Kolodziej v. Mason
United States Court of Appeals for the Eleventh Circuit
774 F.3d 736 (2014)
In the course of representing a man charged with quadruple murder, attorney James Mason (defendant) was interviewed on the NBC news program Dateline about the high-profile case. Mason claimed that his client could not have possibly committed the crimes because the client was several hundred miles away in Atlanta, Georgia, at the time the murders occurred in central Florida. During the interview, Mason purported to refute the prosecution’s theory of the case, which required his client to have traveled via plane, commit the crimes, and then fly back to a location in Atlanta within a narrow timeframe. At one point, Mason stated, “I challenge anybody to show me, and guess what? Did [the prosecution] bring in any evidence to say that somebody made that route . . .? State’s burden of proof. If they can do it, I’ll challenge ‘em. I’ll pay them a million dollars if they can do it.” The interview aired after Mason’s client was convicted by a jury and sentenced to death.
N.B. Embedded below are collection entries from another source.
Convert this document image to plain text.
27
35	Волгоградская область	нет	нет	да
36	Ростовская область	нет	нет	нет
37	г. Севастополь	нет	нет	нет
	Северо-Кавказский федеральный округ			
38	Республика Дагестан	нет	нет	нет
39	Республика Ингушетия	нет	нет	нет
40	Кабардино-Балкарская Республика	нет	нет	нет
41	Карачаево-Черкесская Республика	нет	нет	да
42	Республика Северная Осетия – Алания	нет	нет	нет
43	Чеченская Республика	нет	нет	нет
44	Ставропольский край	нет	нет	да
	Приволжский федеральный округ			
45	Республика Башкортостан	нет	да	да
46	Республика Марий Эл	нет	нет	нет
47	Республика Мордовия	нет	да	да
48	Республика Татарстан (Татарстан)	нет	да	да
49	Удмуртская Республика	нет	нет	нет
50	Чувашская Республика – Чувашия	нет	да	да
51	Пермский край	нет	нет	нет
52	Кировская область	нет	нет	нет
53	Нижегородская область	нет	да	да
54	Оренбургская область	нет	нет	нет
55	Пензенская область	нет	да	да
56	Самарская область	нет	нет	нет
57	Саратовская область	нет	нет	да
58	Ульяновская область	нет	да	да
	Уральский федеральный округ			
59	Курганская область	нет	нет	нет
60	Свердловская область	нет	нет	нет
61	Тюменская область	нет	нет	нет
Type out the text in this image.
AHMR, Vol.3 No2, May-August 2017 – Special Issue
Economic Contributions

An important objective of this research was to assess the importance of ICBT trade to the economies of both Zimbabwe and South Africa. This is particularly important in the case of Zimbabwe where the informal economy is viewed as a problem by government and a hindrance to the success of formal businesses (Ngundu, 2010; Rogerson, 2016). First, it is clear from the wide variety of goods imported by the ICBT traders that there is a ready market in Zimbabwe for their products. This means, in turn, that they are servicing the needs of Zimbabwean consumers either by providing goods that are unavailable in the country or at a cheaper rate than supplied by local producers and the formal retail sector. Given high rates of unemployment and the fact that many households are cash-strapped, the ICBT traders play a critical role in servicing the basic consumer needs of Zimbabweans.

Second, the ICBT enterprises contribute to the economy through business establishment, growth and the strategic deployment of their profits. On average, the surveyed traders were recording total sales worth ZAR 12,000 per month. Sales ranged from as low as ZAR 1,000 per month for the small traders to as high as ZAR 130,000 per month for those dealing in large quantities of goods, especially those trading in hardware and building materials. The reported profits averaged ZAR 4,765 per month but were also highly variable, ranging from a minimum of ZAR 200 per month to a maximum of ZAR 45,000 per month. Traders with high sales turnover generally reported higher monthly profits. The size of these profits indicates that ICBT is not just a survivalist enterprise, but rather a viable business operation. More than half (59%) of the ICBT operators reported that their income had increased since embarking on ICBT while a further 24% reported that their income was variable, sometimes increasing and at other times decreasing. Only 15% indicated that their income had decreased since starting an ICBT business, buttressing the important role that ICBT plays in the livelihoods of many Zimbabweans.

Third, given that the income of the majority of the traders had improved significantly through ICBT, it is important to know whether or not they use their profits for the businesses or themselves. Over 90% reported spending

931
However, NBC edited Mason’s comments to state, “I challenge anybody to show me—I’ll pay them a million dollars if they can do it.” Dustin Kolodziej (plaintiff), a law student, viewed Mason’s interview, accepted Mason’s challenge, and proceeded to videotape himself successfully making the trip. Kolodziej filed suit against Mason in federal district court in Texas after Mason refused to make payment. The district court granted Mason’s motion for summary judgment, holding that Mason’s hyperbolic statement directed at the prosecution did not amount to a unilateral offer that could be accepted by Kolodziej. Kolodziej appealed.